The water in the lake was almost clear, and there was a lot of it. The lake must have stretched out over a quarter of a mile, and it was deep. The slope down to it was sudden, and it was impossible to reach the bottom with hands alone. We sat down beside it, looking into the water. I could see our reflection, slightly distorted by the shape of the water. We were together, arms round each other, smiling. Happy. As happy as I could ever be, as I knew he was there with me. And he was not just a reflection; he was real, and mine.
“It’s such a perfect image.”
“What, the lake?”
“Yes, but our reflection...I want it to stay like that forever. I never want to let it fade away.”
“It won’t, not in our minds. Even if the reflection is not in the lake once we leave, the memory of it will stay with us forever.”
I pulled him closer, touched by his words. He always knew what to say. And he always said it right. He brought me to the most magical places, and bought me the most magical things. Everything he did for me was perfect.
We looked at our reflection again. I touched the surface, very lightly, with my finger, and it sent tiny ripples through the image, partially distorting it for a moment. I sat, and waited, and after several seconds the reflection was back to its normal, true state.
I leaned in, wanting to see it closer up. I wanted to jump into the reflection where time didn’t pass, and we would be together forever. I didn’t want it to end. As I got closer to the water’s surface, I felt a sudden loosening around my neck. I put my hand up to stop it, but it was too late. The necklace, with its broken catch, dropped silently into the water, causing a slight splash that retreated into my face. The reflection, once still, shattered into a million tiny pieces as the necklace broke it up. I watched in horror as my necklace floated to the bottom of the lake, out of reach, and lost forever.
“...My necklace!” I didn’t take my eyes off the spot where it had fallen. “It’s...gone!”
And then I felt him take my hand, and move closer to me. I spoke out in panic, worried that I had upset him. “Can we get it back? Please? I don’t want to lose it...”
“Look at me. It’s gone now. Did you break it?”
“No! Well, it seemed looser earlier, but it didn’t feel broken. I guess the catch must have gone on it.”
“But, you bought t for me! And it’s gone! Sorry. I had to go and ruin it all, didn’t I?”
“You didn’t ruin anything, silly. Look, it’s still there.”
“Yes, but that doesn’t mean we can get it back...”
He kissed me lightly on the cheek. “Make a wish.”
“Make a wish on the necklace. Maybe it’ll come true.”
“Okay...” I closed my eyes, and thought.
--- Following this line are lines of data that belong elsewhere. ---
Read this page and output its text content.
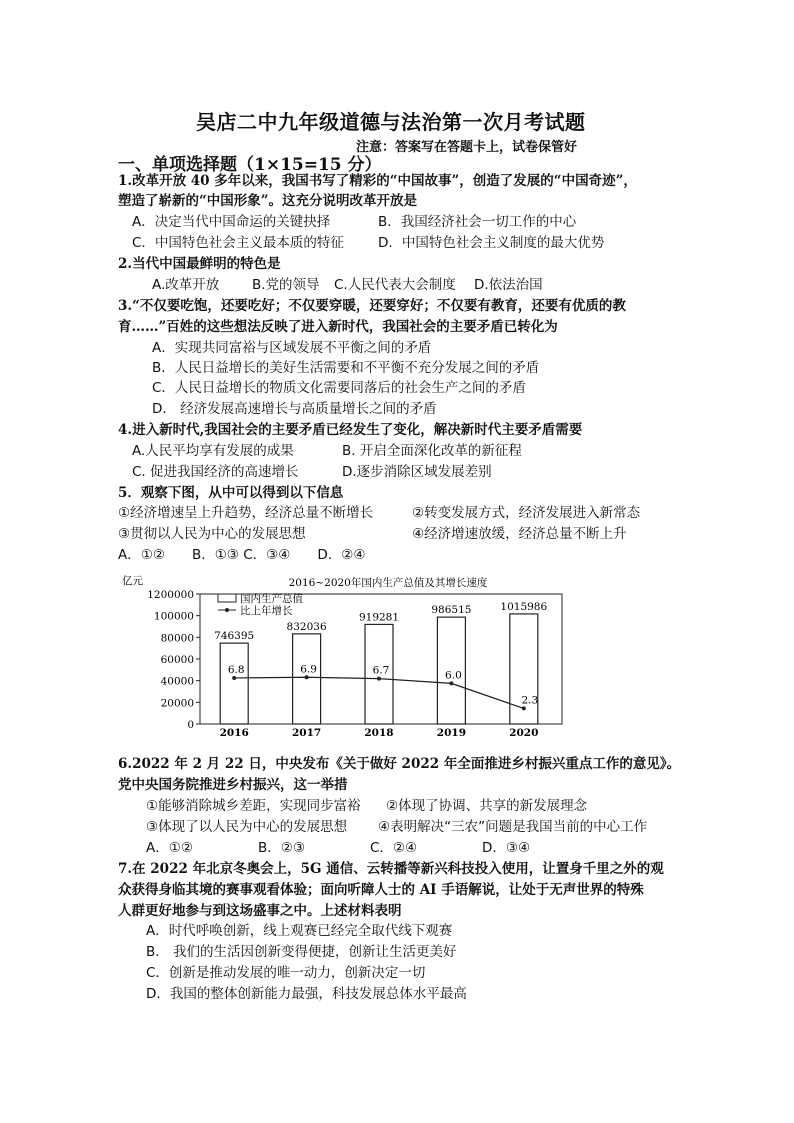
吴店二中九年级道德与法治第一次月考试题
注意：答案写在答题卡上，试卷保管好
一、单项选择题（1×15=15 分）
1.改革开放 40 多年以来，我国书写了精彩的“中国故事”，创造了发展的“中国奇迹”，
塑造了崭新的“中国形象”。这充分说明改革开放是
A．决定当代中国命运的关键抉择	B．我国经济社会一切工作的中心
C．中国特色社会主义最本质的特征	D．中国特色社会主义制度的最大优势
2.当代中国最鲜明的特色是
A.改革开放 B.党的领导 C.人民代表大会制度 D.依法治国
3.“不仅要吃饱，还要吃好；不仅要穿暖，还要穿好；不仅要有教育，还要有优质的教
育……”百姓的这些想法反映了进入新时代，我国社会的主要矛盾已转化为
A．实现共同富裕与区域发展不平衡之间的矛盾
B．人民日益增长的美好生活需要和不平衡不充分发展之间的矛盾
C．人民日益增长的物质文化需要同落后的社会生产之间的矛盾
D． 经济发展高速增长与高质量增长之间的矛盾
4.进入新时代,我国社会的主要矛盾已经发生了变化，解决新时代主要矛盾需要
A.人民平均享有发展的成果	B. 开启全面深化改革的新征程
C. 促进我国经济的高速增长	D.逐步消除区域发展差别
5．观察下图，从中可以得到以下信息
①经济增速呈上升趋势，经济总量不断增长	②转变发展方式，经济发展进入新常态
③贯彻以人民为中心的发展思想	④经济增速放缓，经济总量不断上升
A．①②　　B．①③ C．③④　　D．②④
1200000
100000
80000
60000
40000
20000
0
746395
2016
6.8
832036
2017
6.9
919281
2018
6.7
986515
2019
6.0
1015986
2020
2.3
国内生产总值
比上年增长
2016~2020年国内生产总值及其增长速度
亿元
6.2022 年 2 月 22 日，中央发布《关于做好 2022 年全面推进乡村振兴重点工作的意见》。
党中央国务院推进乡村振兴，这一举措
①能够消除城乡差距，实现同步富裕 ②体现了协调、共享的新发展理念
③体现了以人民为中心的发展思想 ④表明解决“三农”问题是我国当前的中心工作
A．①②	B．②③	C．②④	D．③④
7.在 2022 年北京冬奥会上，5G 通信、云转播等新兴科技投入使用，让置身千里之外的观
众获得身临其境的赛事观看体验；面向听障人士的 AI 手语解说，让处于无声世界的特殊
人群更好地参与到这场盛事之中。上述材料表明
A．时代呼唤创新，线上观赛已经完全取代线下观赛
B． 我们的生活因创新变得便捷，创新让生活更美好
C．创新是推动发展的唯一动力，创新决定一切
D．我国的整体创新能力最强，科技发展总体水平最高
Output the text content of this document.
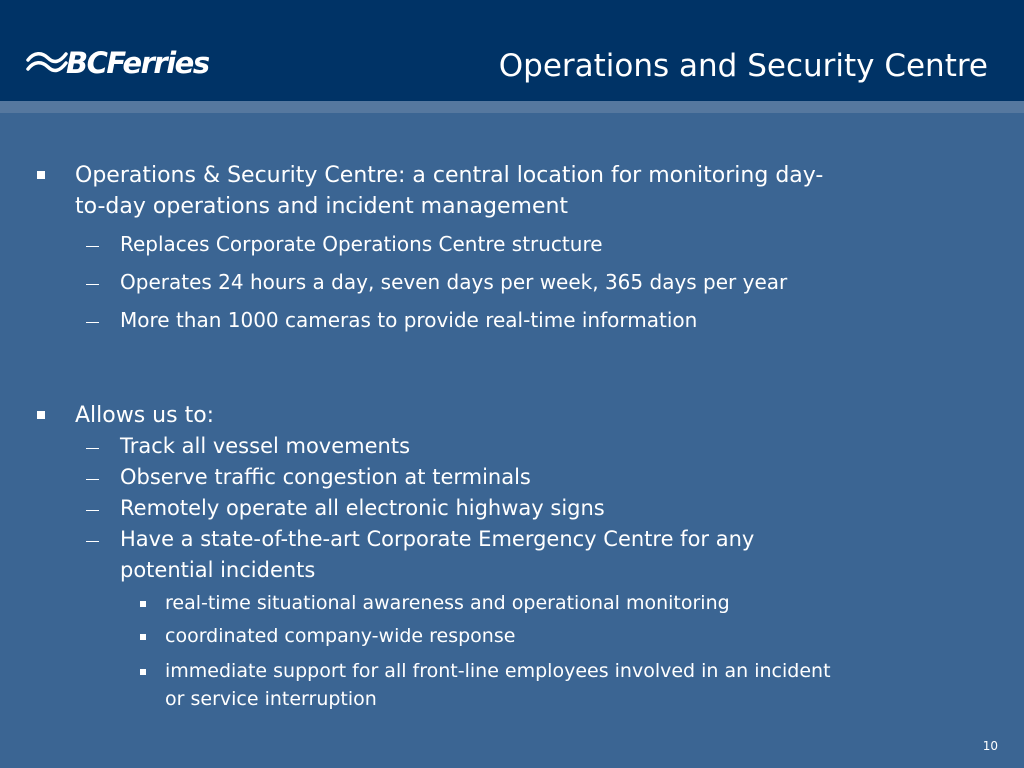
BCFerries	Operations and Security Centre
Operations & Security Centre: a central location for monitoring day-
to-day operations and incident management
Replaces Corporate Operations Centre structure
Operates 24 hours a day, seven days per week, 365 days per year
More than 1000 cameras to provide real-time information
Allows us to:
Track all vessel movements
Observe traffic congestion at terminals
Remotely operate all electronic highway signs
Have a state-of-the-art Corporate Emergency Centre for any
potential incidents
real-time situational awareness and operational monitoring
coordinated company-wide response
immediate support for all front-line employees involved in an incident
or service interruption
10
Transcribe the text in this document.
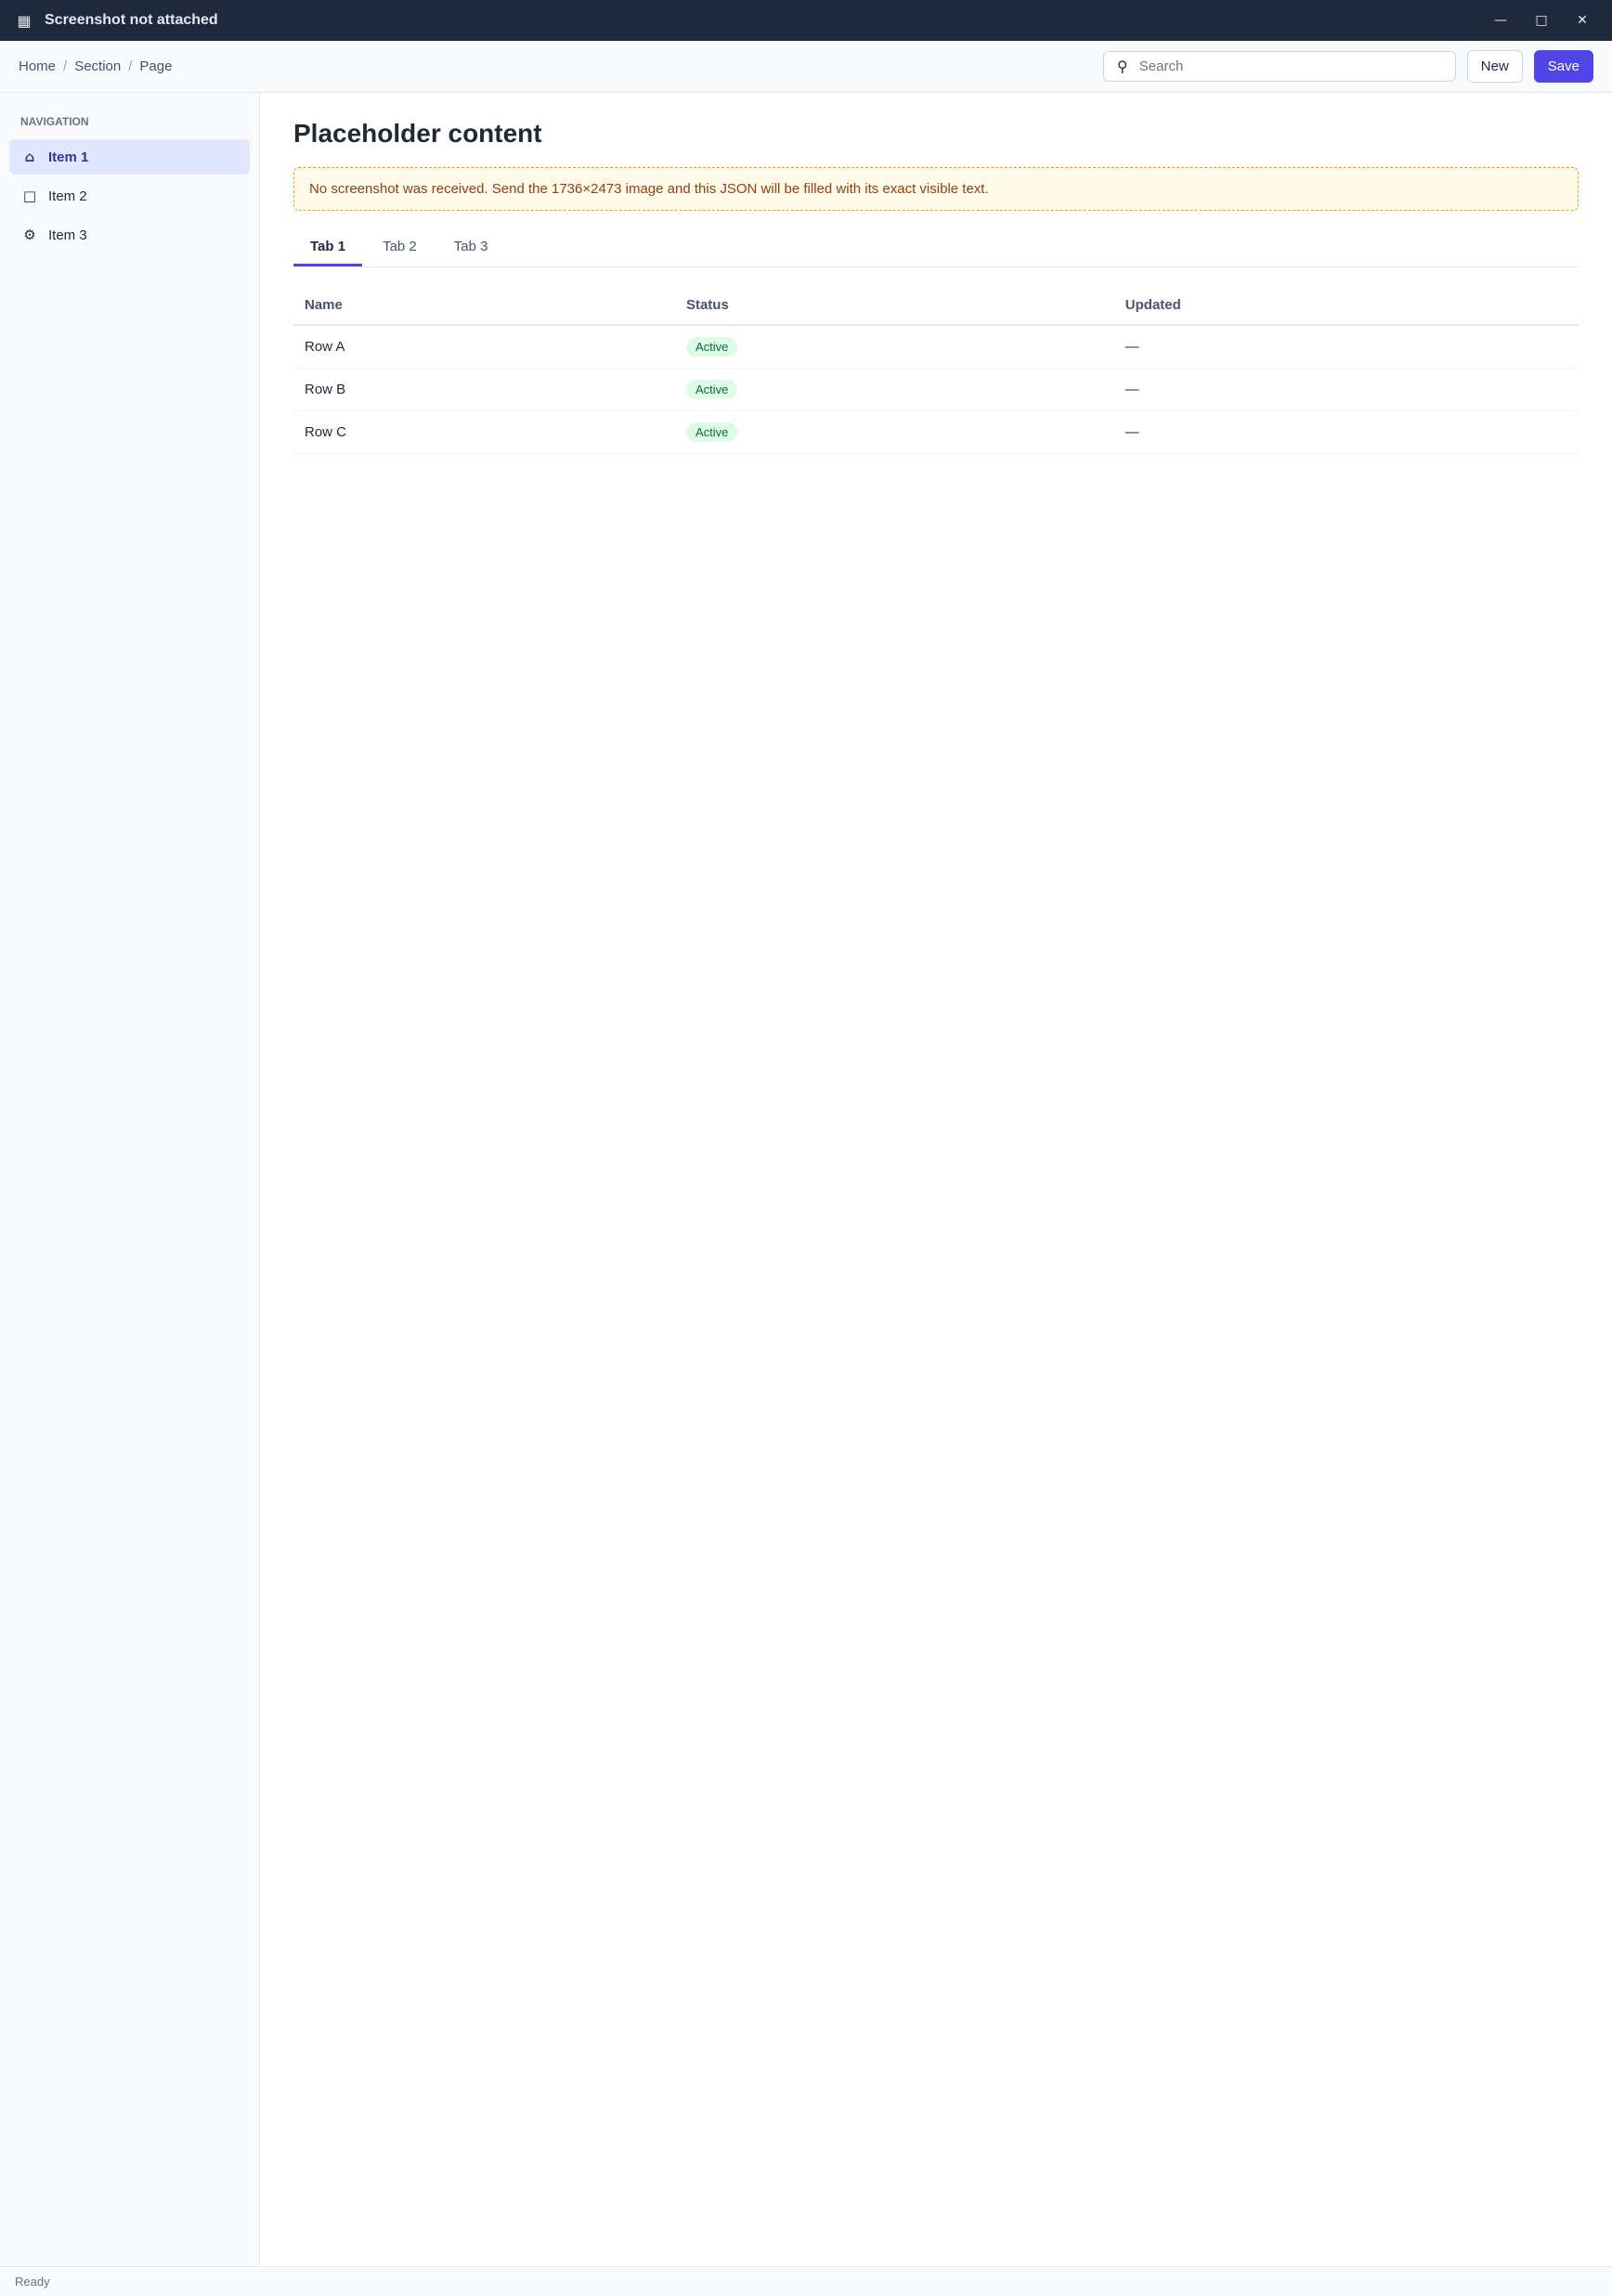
▦ Screenshot not attached	—	□	✕
Home / Section / Page	⚲
Search	New	Save
NAVIGATION
⌂ Item 1
□ Item 2
⚙ Item 3
Placeholder content
No screenshot was received. Send the 1736×2473 image and this JSON will be filled with its exact visible text.
Tab 1	Tab 2	Tab 3
Name	Status	Updated
Row A	Active	—
Row B	Active	—
Row C	Active	—
Ready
There was only one thing I wanted, only one thing that was necessary for me to wish for. I spoke quietly under my breath, so that he couldn’t hear, and wished for eternal happiness with him. Always with him, never leaving his side. Nothing getting in between us, and nothing destroying what we had. Forever was what I wanted, and what I wished for. I opened my eyes again, wish completed. “I’ve made it.”
“Good. Don’t worry about the necklace, okay? You still have the meaning of it.”
“Yes, I do. Thank you. How long do we have?”
“About five hours. Want to just sit here together?”
“Yes, I’d like that.”
“Well that’s what we’ll do then.” He moved me so that my head rested against his chest, with his warm arms wrapped around me, and we sat there for the whole time, just being together. It was perfect. Even without the necklace, it was perfect.